To be honest, I don’t think its giving me fare reward! My apologies, if this sounds harsh. I don’t mean to insult anyone who is running pools, because I am a newbie in mining.I am trying to understand that how pools distribute work among clients connected to it. I mean there is one hash to find out that has specific level of difficulty. I read that pool can ask a client to solve a hash with lower difficulty. What’s the point of doing it. It still not gonna solve the actual block that needs to be part of solved blockchain!!!
What am I missing? Can some expert please throw some light on this topic please?

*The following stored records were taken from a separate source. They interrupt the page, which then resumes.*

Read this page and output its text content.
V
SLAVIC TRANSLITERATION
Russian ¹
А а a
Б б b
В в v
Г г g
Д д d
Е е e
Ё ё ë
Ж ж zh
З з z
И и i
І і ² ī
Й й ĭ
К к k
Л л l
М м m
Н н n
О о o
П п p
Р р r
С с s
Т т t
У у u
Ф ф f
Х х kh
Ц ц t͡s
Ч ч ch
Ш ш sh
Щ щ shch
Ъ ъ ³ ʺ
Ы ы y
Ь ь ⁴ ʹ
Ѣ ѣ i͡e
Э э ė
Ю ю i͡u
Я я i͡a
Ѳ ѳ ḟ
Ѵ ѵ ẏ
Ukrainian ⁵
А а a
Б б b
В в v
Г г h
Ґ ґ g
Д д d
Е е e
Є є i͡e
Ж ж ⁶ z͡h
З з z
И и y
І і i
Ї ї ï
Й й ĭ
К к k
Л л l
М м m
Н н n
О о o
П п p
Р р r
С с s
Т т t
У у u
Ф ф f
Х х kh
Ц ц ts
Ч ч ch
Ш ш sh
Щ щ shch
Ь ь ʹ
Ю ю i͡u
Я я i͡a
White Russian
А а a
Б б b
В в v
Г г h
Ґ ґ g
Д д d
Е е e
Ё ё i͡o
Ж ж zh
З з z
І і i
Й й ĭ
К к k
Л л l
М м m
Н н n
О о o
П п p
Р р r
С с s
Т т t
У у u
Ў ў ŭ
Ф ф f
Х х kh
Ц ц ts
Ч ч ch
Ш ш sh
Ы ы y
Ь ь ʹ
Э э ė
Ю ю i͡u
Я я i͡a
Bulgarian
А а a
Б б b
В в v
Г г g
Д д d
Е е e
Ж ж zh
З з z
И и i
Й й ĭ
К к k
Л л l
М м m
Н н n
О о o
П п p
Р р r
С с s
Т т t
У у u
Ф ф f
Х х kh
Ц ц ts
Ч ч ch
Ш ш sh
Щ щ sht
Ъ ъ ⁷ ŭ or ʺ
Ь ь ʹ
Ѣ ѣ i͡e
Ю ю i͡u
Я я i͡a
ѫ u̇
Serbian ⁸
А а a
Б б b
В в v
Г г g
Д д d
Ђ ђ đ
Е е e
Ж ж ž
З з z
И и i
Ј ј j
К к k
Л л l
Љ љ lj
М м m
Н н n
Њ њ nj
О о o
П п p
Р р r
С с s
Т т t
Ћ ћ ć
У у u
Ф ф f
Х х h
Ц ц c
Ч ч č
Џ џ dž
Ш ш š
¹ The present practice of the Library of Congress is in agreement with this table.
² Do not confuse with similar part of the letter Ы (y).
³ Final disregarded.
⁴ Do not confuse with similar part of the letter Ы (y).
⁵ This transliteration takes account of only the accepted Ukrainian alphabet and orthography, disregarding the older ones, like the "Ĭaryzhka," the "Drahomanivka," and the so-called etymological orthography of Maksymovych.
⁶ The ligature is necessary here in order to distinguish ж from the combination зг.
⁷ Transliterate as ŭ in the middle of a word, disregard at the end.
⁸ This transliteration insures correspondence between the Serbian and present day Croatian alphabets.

I appreciate all guidance from you guys.
Thanks. -
A pool does ask a client to solve a lower level difficulty, or rather it accepts one as a “share”, which is a proof that your doing work. Eventually a client will happen upon a nonce that produces a hash of a high enough difficulty, and that’s a share too. When the block is found, it contains the address of the pool for the reward, so the solution won’t work if you change it to your own address. This means that you can hash for the pool, and submit lower than acceptable shares as proof that you’re trying, and get paid proportionate to how many shares you can produce, or you can hash for yourself, and hope that you get the higher level difficulty hash, and get it all for yourself.
It’s entirely conceivable that a given client will NEVER produce a hash of the correct difficulty, but will regularly produce hashes of acceptable pool difficulty to capture some percent of the reward anyway.